Directed by Alexadre Aja and produced by Sam Raimi, Crawl is a refreshing entry in the “When Animals Attack” genre. Much like other films of its ilk, Crawl focuses on a relatively small cast; namely, Haley (Kaya Scodelario) and her father (Barry Pepper). The two are estranged after the divorce of Haley’s parents, but when her older sister Beth calls and informs her of a massive hurricane barreling towards Florida, Haley decides to head back to her childhood hometown to check on her dad. Upon returning to the house, however, Haley discovers that the storm may be the least of their worries as alligators begin to emerge from the flooding waters.
The movie’s IMDB page lists fifteen cast members, but the majority of its runtime is spent on Haley and her dad (and their dog Sugar, of course).
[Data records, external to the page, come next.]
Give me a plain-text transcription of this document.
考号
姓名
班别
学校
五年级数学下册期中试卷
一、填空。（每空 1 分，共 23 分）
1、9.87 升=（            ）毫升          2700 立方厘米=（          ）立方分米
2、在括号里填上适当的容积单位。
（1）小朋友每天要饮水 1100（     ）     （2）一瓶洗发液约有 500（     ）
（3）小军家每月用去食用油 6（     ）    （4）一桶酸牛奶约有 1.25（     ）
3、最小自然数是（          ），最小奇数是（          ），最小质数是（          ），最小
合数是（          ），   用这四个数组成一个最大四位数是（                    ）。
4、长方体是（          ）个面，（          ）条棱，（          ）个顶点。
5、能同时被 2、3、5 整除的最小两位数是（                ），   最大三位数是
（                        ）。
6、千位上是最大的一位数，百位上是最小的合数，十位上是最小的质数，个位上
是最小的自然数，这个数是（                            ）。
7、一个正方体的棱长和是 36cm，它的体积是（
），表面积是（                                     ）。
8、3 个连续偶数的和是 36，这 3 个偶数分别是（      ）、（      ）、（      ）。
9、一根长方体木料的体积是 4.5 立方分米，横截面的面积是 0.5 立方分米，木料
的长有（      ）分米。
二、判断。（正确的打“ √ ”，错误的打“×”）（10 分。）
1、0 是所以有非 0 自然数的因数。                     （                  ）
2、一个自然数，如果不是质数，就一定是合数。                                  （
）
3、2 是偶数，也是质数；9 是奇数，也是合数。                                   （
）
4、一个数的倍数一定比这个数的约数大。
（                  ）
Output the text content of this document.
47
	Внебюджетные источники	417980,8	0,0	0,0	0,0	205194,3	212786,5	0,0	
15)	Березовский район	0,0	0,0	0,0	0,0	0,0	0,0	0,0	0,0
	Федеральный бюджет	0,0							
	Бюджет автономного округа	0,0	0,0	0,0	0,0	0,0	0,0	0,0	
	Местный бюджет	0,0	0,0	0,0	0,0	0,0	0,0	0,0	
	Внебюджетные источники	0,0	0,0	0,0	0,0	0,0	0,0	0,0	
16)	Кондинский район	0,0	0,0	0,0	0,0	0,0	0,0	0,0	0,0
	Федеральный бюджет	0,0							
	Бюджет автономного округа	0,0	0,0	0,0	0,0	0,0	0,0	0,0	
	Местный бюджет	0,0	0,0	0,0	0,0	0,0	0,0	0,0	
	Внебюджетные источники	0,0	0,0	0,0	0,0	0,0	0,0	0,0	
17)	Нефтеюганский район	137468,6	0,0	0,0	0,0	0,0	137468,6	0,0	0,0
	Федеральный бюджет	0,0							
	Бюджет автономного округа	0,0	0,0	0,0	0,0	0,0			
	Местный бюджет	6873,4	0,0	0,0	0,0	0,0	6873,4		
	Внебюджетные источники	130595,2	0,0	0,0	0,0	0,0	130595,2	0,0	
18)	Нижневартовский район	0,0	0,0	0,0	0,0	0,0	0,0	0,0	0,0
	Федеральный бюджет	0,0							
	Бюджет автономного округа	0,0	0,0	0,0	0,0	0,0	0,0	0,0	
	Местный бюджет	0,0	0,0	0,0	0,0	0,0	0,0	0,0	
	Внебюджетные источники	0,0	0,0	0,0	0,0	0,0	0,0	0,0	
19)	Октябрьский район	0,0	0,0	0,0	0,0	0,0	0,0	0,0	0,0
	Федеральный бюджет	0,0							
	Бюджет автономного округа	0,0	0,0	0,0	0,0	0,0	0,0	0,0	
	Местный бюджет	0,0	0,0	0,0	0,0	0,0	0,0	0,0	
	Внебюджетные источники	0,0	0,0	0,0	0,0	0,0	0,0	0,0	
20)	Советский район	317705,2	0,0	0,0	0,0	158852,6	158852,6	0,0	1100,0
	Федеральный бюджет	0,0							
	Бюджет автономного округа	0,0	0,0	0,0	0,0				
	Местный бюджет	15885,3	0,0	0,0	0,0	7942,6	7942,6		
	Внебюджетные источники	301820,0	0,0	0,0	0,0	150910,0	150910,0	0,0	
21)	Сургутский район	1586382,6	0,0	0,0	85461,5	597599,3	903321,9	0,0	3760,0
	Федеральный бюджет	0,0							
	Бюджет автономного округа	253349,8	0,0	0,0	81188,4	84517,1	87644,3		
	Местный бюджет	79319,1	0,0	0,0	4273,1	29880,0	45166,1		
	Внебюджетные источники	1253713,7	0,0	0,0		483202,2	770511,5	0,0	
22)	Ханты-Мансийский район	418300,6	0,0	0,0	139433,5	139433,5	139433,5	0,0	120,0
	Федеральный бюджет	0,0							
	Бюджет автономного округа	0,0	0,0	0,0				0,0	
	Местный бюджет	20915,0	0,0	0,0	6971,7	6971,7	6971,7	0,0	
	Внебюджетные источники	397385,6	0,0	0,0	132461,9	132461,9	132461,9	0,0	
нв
Likewise, the setting of the film is almost exclusively within the house, with more than half of Crawl taking place in the house's unfinished basement/crawlspace. Aja and his cast use these spatial constraints to create a space that makes sense geographically with stakes and dimensions. Scodelario and Pepper give solid performances as well, which helps to keep us invested not only in their fear and desperation, but the tension between them.
Crawl is well paced and takes very little time to get into the action. We have seen the alligator within the first fifteen minutes and the film doesn’t let its foot off the gas for more than a moment for the remaining seventy-five. Where a shark’s eyes are dead and haunting, an alligator’s eyes glint in the dark, and blink in that creepy double-lidded way that makes your skin raise into goosebumps. The film’s one weakness might be that the alligator effects don’t always look as realistic as we might like, but certainly didn’t keep me from getting caught by every single jump!
If horror movie sharks are scary then the premise of most shark movies – that people are somewhere they aren’t really supposed to be – makes them feel scarier but more distant. Alligators, on the other hand, are amphibious. The tactics that they use to hunt and to subdue their prey are terrifying, and make for especially novel visuals on film. Rather than being somewhere they shouldn’t be, Haley and her father are in their own home. It is the monster who has gotten in, and that is all the more unsettling.